O jacaré na boca da Fera é prova de que a reintrodução de onças na Argentina pode funcionar. Não faz muito tempo, pesquisadores soltaram no Pantanal brasileiro duas onças-pintadas órfãs, Fera e Isa, que foram ensinadas a caçar em cativeiro e hoje sobrevivem por conta própria na natureza, predando jacarés, capivaras e queixadas, como qualquer onça selvagem.

Ainda filhotes, as irmãs foram resgatadas de uma árvore durante uma enchente em Corumbá, em junho de 2014. Acabaram em um criadouro no interior paulista, onde viveram quase um ano dentro de uma jaula. Até que surgiu a ideia de tentar devolvê-las à natureza.

O destino foi o Refúgio Ecológico Caiman, no Pantanal de Miranda, Mato Grosso do Sul, onde o Projeto Onçafari, em parceria com o Cenap-ICMBio, ajudou as jovens onças a resgatarem o espírito selvagem.

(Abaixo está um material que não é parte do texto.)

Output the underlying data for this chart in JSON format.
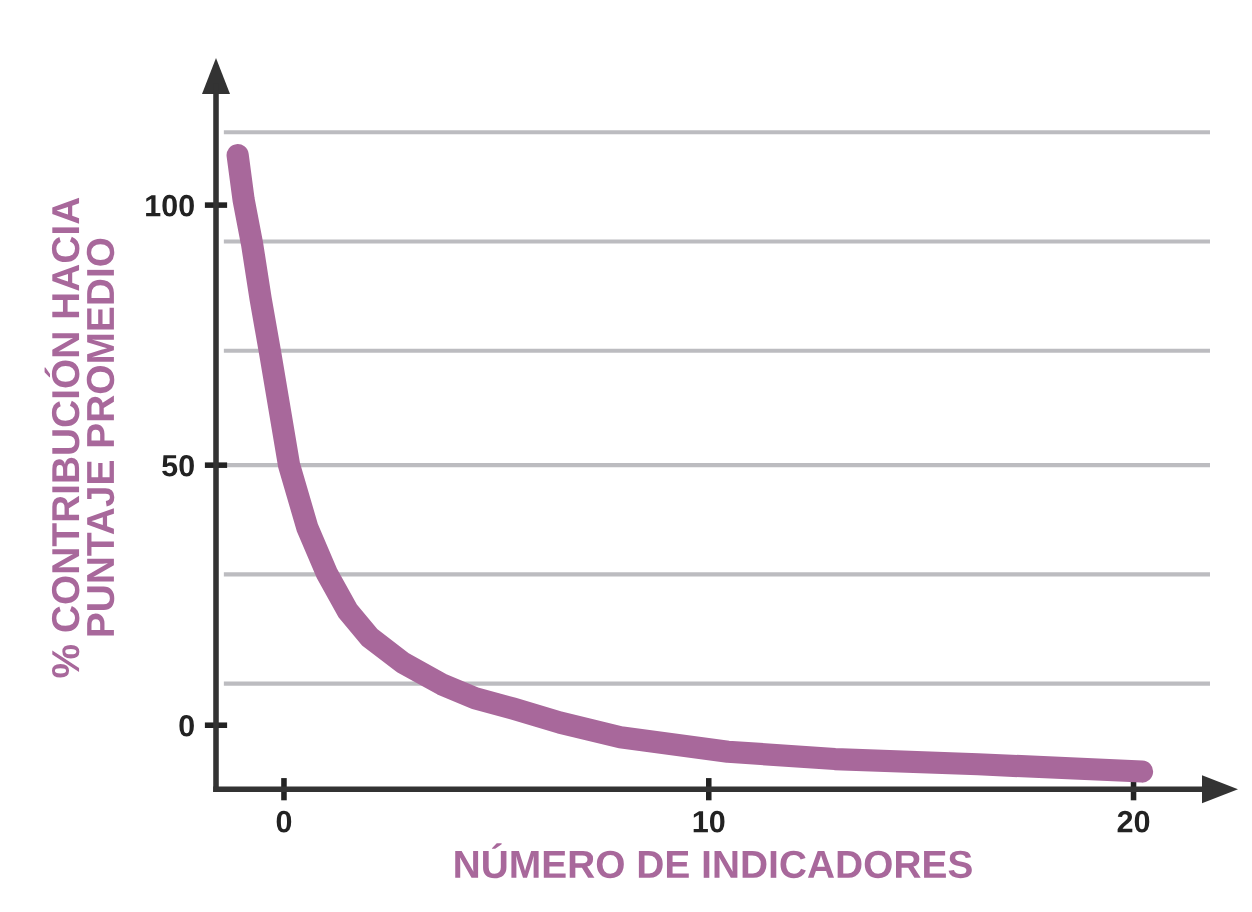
{
  "chart_data": {
    "type": "line",
    "xlabel": "NÚMERO DE INDICADORES",
    "ylabel": "% CONTRIBUCIÓN HACIA\nPUNTAJE PROMEDIO",
    "x": [
      -1.09,
      -0.95,
      -0.75,
      -0.55,
      -0.33,
      0.12,
      0.55,
      1.01,
      1.5,
      2.02,
      2.8,
      3.71,
      4.5,
      5.39,
      6.5,
      7.92,
      10.45,
      12.97,
      16.34,
      20.2
    ],
    "series": [
      {
        "color": "#a8689b",
        "values": [
          109.6,
          101,
          92.5,
          82,
          71.8,
          50,
          38,
          29.2,
          22,
          16.9,
          12,
          7.9,
          5.2,
          3.2,
          0.5,
          -2.3,
          -5.1,
          -6.5,
          -7.5,
          -8.9
        ]
      }
    ],
    "xlim": [
      -1.6,
      21.8
    ],
    "ylim": [
      -12.3,
      122.9
    ],
    "xticks": [
      0,
      10,
      20
    ],
    "yticks": [
      0,
      50,
      100
    ],
    "ref_lines": [
      {
        "axis": "y",
        "value": 114,
        "color": "#bcbcc0"
      },
      {
        "axis": "y",
        "value": 93,
        "color": "#bcbcc0"
      },
      {
        "axis": "y",
        "value": 72,
        "color": "#bcbcc0"
      },
      {
        "axis": "y",
        "value": 50,
        "color": "#bcbcc0"
      },
      {
        "axis": "y",
        "value": 29,
        "color": "#bcbcc0"
      },
      {
        "axis": "y",
        "value": 8,
        "color": "#bcbcc0"
      }
    ],
    "grid": false,
    "legend": false,
    "line_style": "solid"
  }
}
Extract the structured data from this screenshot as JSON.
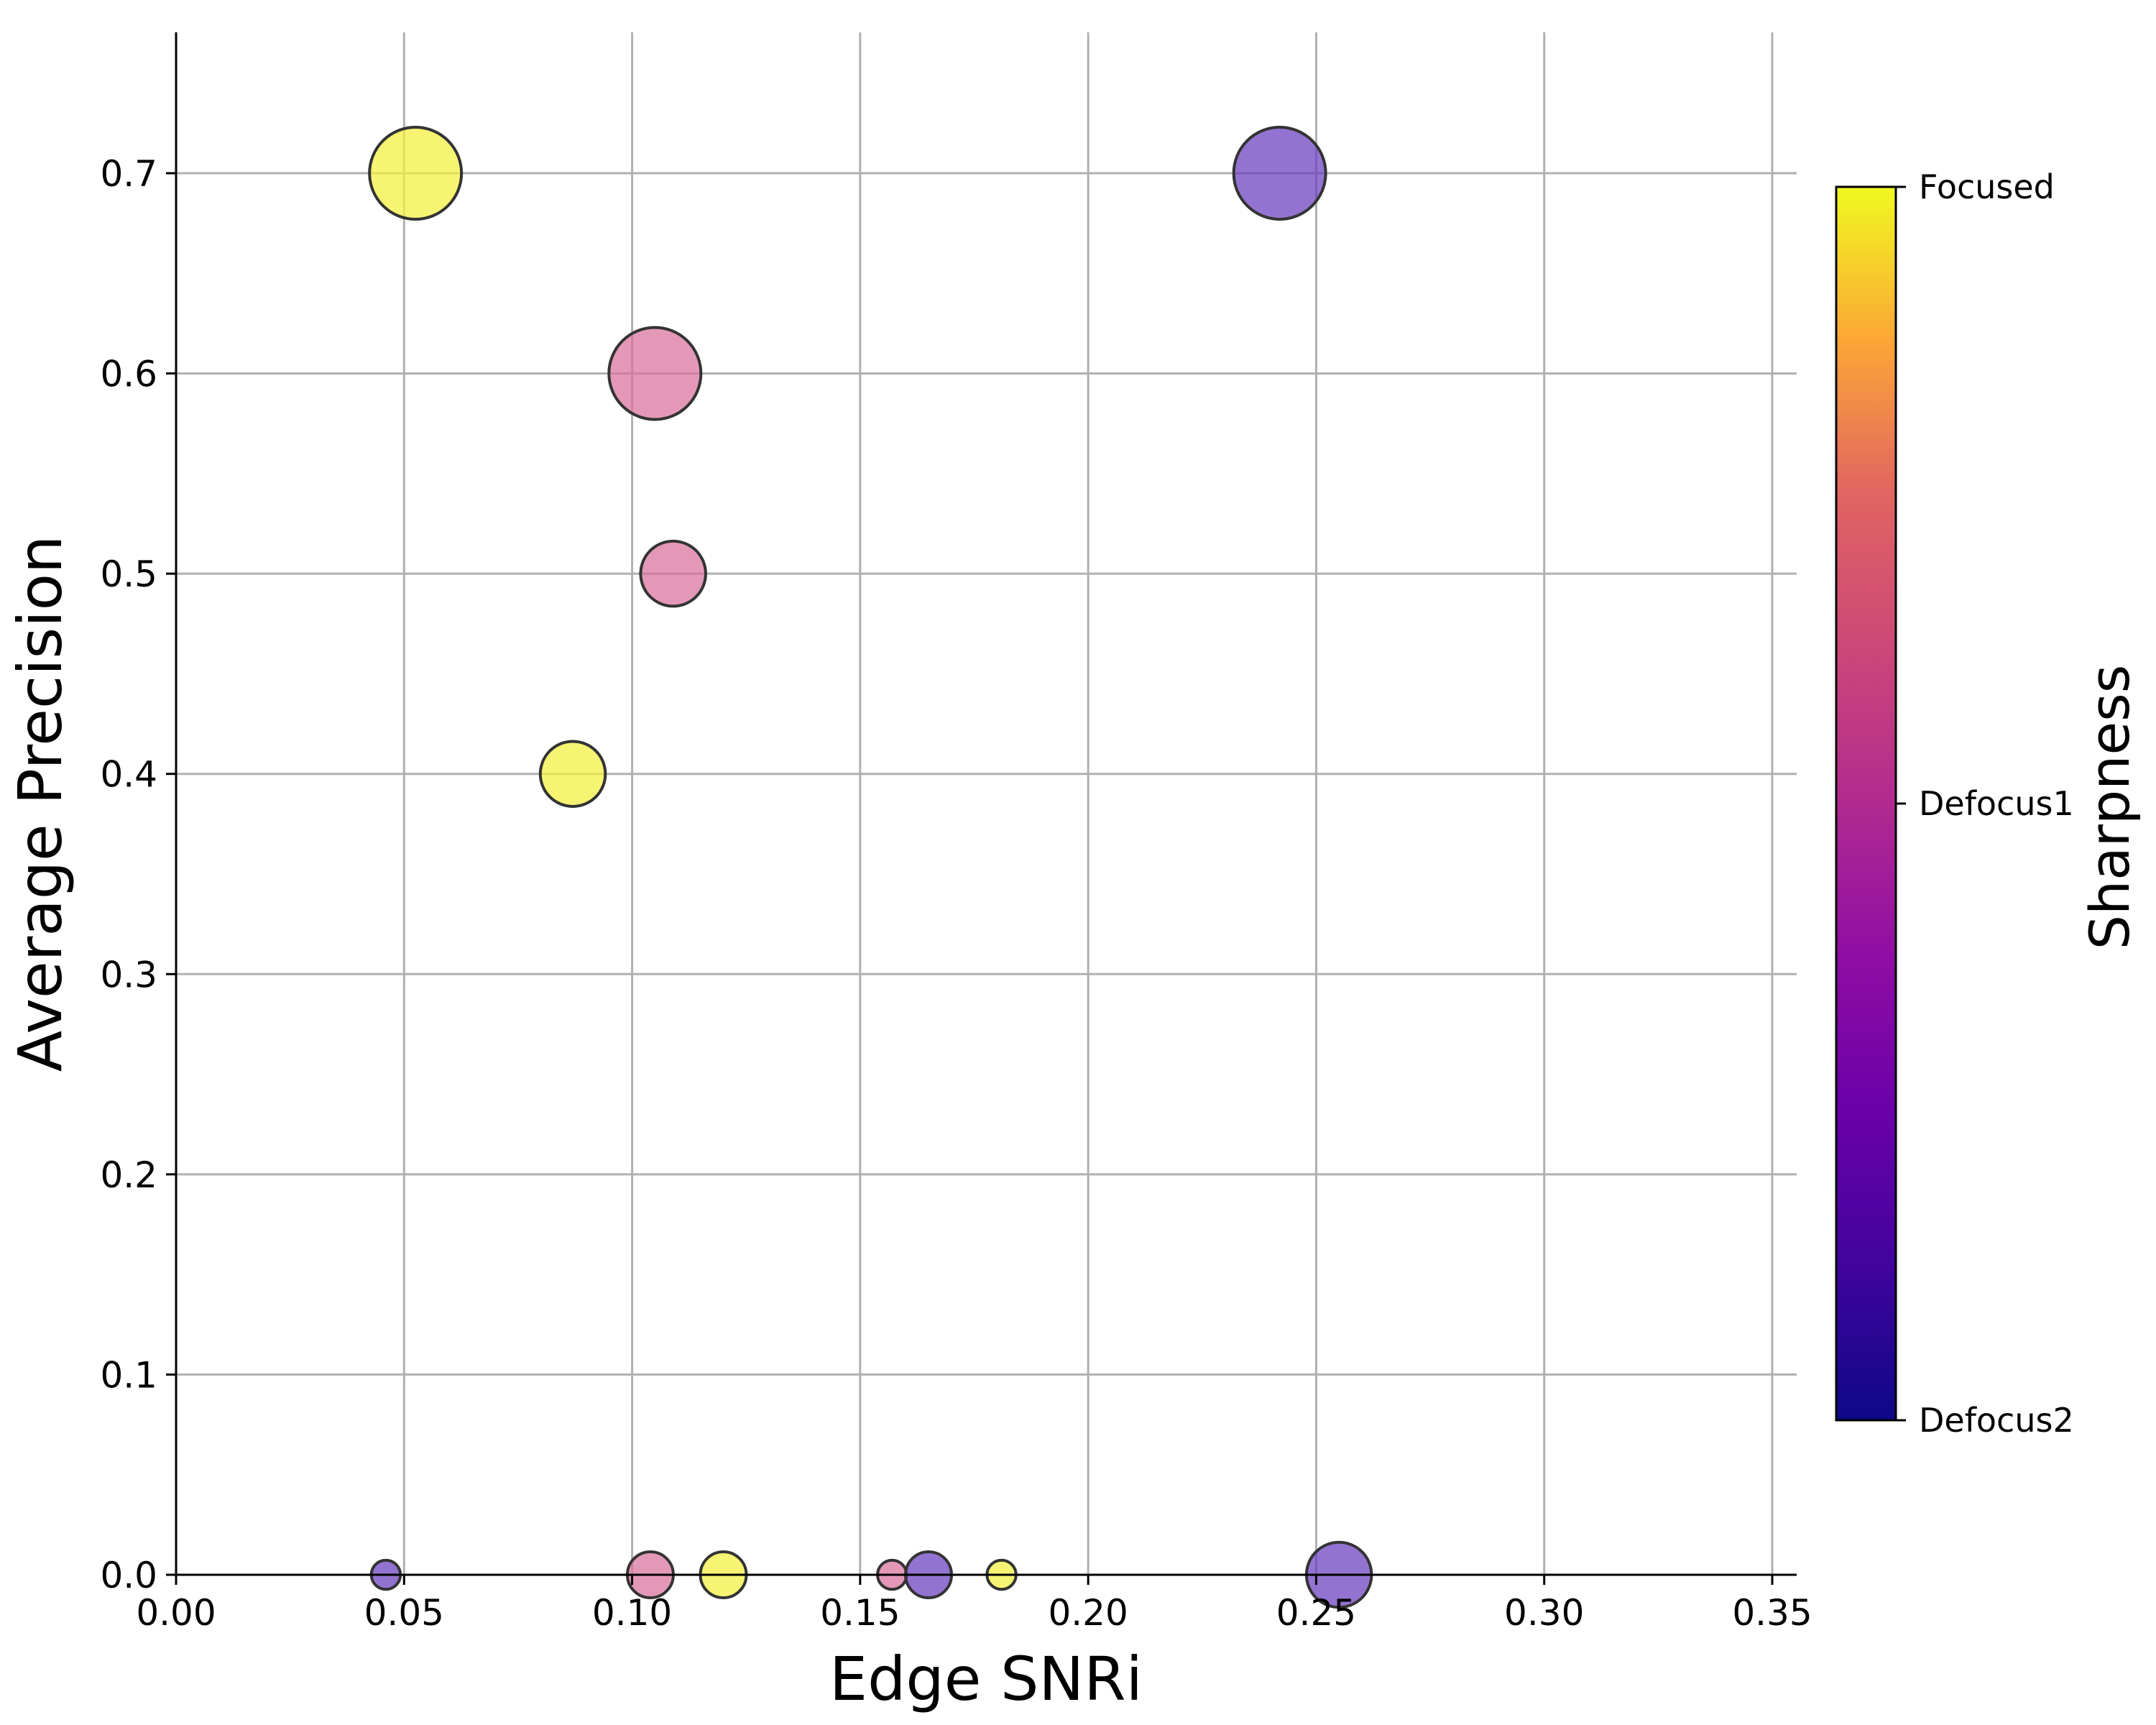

Era preciso ter certeza de que elas conseguiriam caçar para se alimentar “Acho que a maior parte é instinto”, diz o fundador do Onçafari, Mario Haberfeld. Mas, como diz o ditado, é a prática que faz a perfeição. “A primeira vez que viram um porquinho não tinham a menor ideia do que fazer.”

Isa e Fera viveram um ano na área natural cercada, de 1 hectare, onde animais vivos eram soltos para elas caçarem. Os pesquisadores optaram por uma estratégica tipo videogame, em que as onças tinham de “passar de fase” e abater presas cada vez mais difíceis, desde um filhote de capivara até uma queixada adulta. Um ponto crucial era que as onças não tinham nenhum contato com pessoas, para não se acostumarem à presença delas nem associá-las à disponibilidade de alimento.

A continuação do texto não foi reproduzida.